After a long and mostly unnecessary history lesson about dwarves, and an equally unnecessary sequence featuring the elderly Bilbo (Ian Holm) and his nephew Frodo (Elijah Wood), the actual movie finally gets underway. We now see Bilbo as a younger hobbit, played by SHERLOCK co-star Martin Freeman. He's perfectly happy to sit around reading, eating, drinking, and smoking until the wizard Gandalf (Ian McKellen) manages to rope the young hobbit into joining a band of dwarves led by Thorin Oakenshield (Richard Armitage) on a quest to reclaim the mountain home from which they were evicted by the dragon Smaug. Along the way the party encounters many perils, and Bilbo proves himself to be a surprisingly brave and capable adventurer.
The most consistent criticism of AN UNEXPECTED JOURNEY is that the film is too long, and I can't really argue with that. The novel the trilogy is based on was originally intended as a children's book (I first encountered it in my elementary school library in fifth or sixth grade), and while it's still a fairly long and complex novel written in a style that would undoubtedly send most young readers running for the dictionary every few pages, it is nonetheless lighter and less weighty than the books that would follow it by a large degree. A perfectly satisfying film of the entire work could easily have been made that would fit into the running time of this installment alone.
That's not to say that fans of these films won't enjoy some of the additional material Jackson has incorporated into his adaptation, some taken from Tolkien's exhaustive appendices to his trilogy, some thought up by Jackson and his co-writers Phillipa Boyens, Fran Walsh, and Guillermo del Toro. Aside from the aforementioned introductory material, most of the additions are at least enjoyable. They do, however, interfere with the flow of the film.
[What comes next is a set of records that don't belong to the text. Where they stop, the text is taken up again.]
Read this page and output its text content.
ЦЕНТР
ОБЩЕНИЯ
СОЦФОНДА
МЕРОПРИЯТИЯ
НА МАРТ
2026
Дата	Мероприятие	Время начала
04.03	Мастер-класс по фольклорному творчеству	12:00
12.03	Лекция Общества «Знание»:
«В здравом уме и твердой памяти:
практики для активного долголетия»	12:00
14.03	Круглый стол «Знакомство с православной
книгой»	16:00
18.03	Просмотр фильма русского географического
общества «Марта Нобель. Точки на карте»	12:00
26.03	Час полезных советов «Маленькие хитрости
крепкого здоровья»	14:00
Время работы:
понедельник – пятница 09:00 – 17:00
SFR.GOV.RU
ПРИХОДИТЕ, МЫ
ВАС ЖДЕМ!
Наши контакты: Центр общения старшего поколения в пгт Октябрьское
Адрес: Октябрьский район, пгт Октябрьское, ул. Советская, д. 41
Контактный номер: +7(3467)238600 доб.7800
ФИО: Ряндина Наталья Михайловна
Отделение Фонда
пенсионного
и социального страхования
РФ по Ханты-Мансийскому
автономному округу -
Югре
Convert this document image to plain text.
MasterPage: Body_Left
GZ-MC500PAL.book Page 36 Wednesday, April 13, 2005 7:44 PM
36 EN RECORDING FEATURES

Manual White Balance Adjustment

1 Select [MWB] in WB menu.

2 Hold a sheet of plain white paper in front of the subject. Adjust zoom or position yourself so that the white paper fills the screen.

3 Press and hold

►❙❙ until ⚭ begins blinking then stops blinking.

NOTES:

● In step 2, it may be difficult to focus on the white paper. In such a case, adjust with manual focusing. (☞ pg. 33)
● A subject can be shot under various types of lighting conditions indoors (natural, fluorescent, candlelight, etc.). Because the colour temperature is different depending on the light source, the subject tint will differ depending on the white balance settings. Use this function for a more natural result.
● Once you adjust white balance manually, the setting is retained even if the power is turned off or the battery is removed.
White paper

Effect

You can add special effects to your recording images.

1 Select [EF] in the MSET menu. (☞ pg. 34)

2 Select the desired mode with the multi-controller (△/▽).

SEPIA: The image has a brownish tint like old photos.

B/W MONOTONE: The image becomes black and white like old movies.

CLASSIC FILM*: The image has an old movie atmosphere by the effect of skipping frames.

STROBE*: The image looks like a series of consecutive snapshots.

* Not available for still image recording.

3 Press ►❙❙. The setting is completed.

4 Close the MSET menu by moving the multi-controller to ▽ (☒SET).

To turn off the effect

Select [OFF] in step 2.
Ultimately this feels more like 3 or 4 episodes of a television show strung together than an actual movie. If Jackson really felt the need to include all of this material, that probably would have been the better way to do it. It may all be a bit too much, but at least most of it is enjoyable. Undoubtedly the mountains of cash these movies are sure to earn played some role in their being made, but it's equally obvious that Jackson and everyone else involved has a genuine love for this material and aren't just doing this for a quickie cash-in. And if nothing else, the “fan edit” community ought to have a field day putting together different versions of THE HOBBIT once all three movies and their outtakes are out on home video. Maybe then we'll get a nice “just the book” version, but for now, we have what we have, and what we have ain't bad. 3 out of 4 stars.